If a hypnotist can get a confederate who will get thoroughly into the spirit of the thing and sigh, shudder, go into a trance, or act completely exhausted, while the hypnotist himself makes a serious thing out of it, a group can be completely deceived as to the genuineness of the performance.

Eny.

This is particularly good for a table game or in any situation where there is no room for moving around. Announce that there is a word in the English language that ends in “eny,” pronounced like “any.” It is necessary to put just one letter at the beginning to make it a very common and much used word. Suggest that they begin with “a” putting every letter of the alphabet in turn before “eny” till the proper letter is found. The usual process is this: “A-eny, b-eny, c-eny, d-eny, f-eny, g-eny, h-eny,” and so on through the entire alphabet until an impatient “Why there isn’t a single letter that will do it,” calls forth your positive assurance that there is a letter that will do it.

If they simply cannot get it, ask them to change the accent. Finally they will arrive. “D-eny” is a perfectly good word.

“T.”

Guests are sitting about informally when the hostess turns to her right-hand neighbor, Mrs. Brown, and says, “I simply can’t abide ‘t’ but I like onions. What do you like, Mrs. Brown?” and Mrs. Brown, who knows the game, answers, “I don’t like ‘t’ but I like cabbage,” and turns to the next one who is in the dark as to what they are talking about, and asks her what she likes.

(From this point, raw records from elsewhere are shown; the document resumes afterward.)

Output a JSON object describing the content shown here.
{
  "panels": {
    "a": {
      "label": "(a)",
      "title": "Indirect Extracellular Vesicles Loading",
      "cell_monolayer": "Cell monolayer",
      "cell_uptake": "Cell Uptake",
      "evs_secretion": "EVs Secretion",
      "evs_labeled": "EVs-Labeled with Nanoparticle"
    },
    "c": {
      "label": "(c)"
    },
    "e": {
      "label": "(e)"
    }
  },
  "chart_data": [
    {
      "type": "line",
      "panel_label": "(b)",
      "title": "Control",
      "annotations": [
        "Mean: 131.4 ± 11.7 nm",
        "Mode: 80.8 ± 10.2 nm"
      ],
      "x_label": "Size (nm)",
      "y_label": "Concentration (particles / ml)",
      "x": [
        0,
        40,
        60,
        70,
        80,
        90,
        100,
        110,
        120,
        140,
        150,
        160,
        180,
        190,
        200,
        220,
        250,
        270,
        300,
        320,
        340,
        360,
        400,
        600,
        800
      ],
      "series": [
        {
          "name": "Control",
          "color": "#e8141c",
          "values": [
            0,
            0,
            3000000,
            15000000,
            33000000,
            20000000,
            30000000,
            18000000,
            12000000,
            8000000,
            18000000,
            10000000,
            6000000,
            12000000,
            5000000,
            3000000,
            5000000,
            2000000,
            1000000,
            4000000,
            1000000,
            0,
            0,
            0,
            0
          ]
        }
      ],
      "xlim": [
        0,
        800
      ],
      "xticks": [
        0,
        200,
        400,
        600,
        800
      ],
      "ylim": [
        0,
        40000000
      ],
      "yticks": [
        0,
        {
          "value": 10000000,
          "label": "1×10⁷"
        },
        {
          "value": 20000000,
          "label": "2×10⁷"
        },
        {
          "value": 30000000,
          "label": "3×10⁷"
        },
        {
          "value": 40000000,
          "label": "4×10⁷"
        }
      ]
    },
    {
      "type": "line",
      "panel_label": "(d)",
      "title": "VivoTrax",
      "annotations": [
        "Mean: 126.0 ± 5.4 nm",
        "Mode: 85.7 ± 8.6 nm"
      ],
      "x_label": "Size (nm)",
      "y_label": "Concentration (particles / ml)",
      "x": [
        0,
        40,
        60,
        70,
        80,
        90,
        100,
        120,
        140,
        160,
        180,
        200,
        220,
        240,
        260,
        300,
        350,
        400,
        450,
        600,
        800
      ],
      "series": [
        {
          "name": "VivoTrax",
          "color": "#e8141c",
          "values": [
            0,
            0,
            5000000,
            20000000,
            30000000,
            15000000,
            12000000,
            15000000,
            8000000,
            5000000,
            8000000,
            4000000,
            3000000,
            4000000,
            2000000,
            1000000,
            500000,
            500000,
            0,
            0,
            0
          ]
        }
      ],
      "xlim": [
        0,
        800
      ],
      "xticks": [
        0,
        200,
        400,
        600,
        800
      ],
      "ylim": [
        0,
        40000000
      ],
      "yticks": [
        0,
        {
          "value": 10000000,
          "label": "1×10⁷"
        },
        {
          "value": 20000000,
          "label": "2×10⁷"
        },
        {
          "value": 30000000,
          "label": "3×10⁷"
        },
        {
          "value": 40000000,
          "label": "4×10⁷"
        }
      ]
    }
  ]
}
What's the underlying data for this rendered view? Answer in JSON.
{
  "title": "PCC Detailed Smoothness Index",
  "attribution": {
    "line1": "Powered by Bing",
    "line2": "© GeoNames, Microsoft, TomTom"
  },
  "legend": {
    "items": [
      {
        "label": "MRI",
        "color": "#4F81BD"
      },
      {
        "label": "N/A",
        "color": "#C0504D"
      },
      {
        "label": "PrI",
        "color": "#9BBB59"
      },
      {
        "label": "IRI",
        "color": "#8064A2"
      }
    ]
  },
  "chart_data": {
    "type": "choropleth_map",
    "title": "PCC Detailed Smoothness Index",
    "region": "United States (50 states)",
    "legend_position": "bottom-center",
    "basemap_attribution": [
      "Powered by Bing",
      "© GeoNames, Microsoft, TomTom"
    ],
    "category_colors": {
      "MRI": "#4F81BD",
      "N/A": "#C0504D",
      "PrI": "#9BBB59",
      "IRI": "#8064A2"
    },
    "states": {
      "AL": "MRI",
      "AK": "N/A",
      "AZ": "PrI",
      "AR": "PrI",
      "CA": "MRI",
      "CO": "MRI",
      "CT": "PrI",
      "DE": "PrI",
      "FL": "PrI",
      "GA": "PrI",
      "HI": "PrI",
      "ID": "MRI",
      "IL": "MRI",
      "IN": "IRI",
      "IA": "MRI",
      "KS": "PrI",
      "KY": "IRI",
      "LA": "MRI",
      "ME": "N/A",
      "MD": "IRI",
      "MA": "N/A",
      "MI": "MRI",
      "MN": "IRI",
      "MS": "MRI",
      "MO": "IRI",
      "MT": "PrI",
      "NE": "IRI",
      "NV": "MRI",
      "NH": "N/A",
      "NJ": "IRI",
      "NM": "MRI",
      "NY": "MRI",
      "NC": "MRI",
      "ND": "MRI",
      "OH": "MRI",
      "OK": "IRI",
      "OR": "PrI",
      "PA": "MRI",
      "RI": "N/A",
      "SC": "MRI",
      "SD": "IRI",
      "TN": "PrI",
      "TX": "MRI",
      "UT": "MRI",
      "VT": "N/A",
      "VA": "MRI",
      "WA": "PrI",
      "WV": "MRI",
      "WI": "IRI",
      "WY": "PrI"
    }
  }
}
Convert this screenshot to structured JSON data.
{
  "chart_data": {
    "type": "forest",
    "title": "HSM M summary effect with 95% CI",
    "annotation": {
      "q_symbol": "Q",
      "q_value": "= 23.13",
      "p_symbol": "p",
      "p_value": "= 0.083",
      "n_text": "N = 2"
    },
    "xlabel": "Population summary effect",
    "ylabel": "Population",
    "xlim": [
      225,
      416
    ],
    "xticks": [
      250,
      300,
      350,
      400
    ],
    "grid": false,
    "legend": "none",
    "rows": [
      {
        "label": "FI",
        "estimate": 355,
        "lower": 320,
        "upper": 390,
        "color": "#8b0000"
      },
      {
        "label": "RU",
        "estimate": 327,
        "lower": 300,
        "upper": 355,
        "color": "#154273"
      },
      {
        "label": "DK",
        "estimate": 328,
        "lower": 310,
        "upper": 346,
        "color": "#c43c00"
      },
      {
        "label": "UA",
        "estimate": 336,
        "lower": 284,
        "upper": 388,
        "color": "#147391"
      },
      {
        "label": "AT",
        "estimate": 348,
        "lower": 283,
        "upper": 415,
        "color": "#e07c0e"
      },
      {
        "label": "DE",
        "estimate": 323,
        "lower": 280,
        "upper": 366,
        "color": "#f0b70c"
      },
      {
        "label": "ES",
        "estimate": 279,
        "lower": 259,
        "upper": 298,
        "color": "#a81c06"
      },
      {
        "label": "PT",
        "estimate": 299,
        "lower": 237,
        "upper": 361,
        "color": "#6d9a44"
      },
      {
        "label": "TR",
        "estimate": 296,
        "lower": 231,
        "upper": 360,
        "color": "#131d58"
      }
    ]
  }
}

She replies, “Well, I don’t like tea but I love soda water,” but laughter greets her and she is told that she certainly cannot join their secret organization. Her right-hand neighbor then tells what she likes, and so it goes around the circle, all the uninitiated trying valiantly to get in on this secret understanding that seems to be so funny. Before it has gone around the circle once, however, someone gets it. She is not allowed to tell, but when her turn comes in the second round she gives evidence as to whether she is right or not. She might say perhaps, “I don’t like ‘t’ but I do like pickles!” and she is declared an initiated member.

It is very simple. If you wish to belong to the “Anti-T” band your taste must run to food that has no “t” in it, like pickles, soup, etc., etc. but not like potatoes, turnips or ketchup!

Self Praise.

The hostess makes a remark to the effect that “This group is mighty good-looking,” accompanying the remark with a very prim, set smile, and then asks the one at her right to repeat it exactly as she gave it. The neighbor gives what she considers an exact duplication of the remark and the smile, but she is told that she isn’t even warm, so the next one tries it and so it goes around the circle, with some of them utter failures and others very successful. This continues until most of them have arrived.

Many of them put the greatest emphasis on the smile, thinking that that is the important factor, which of course is just exactly what you wanted them to think, for half the fun of the game is caused by the utterly hopeless smiles that are forthcoming. The successful ones however have noticed that each time before you made a remark you cleared your throat. Easy, isn’t it, when you know how?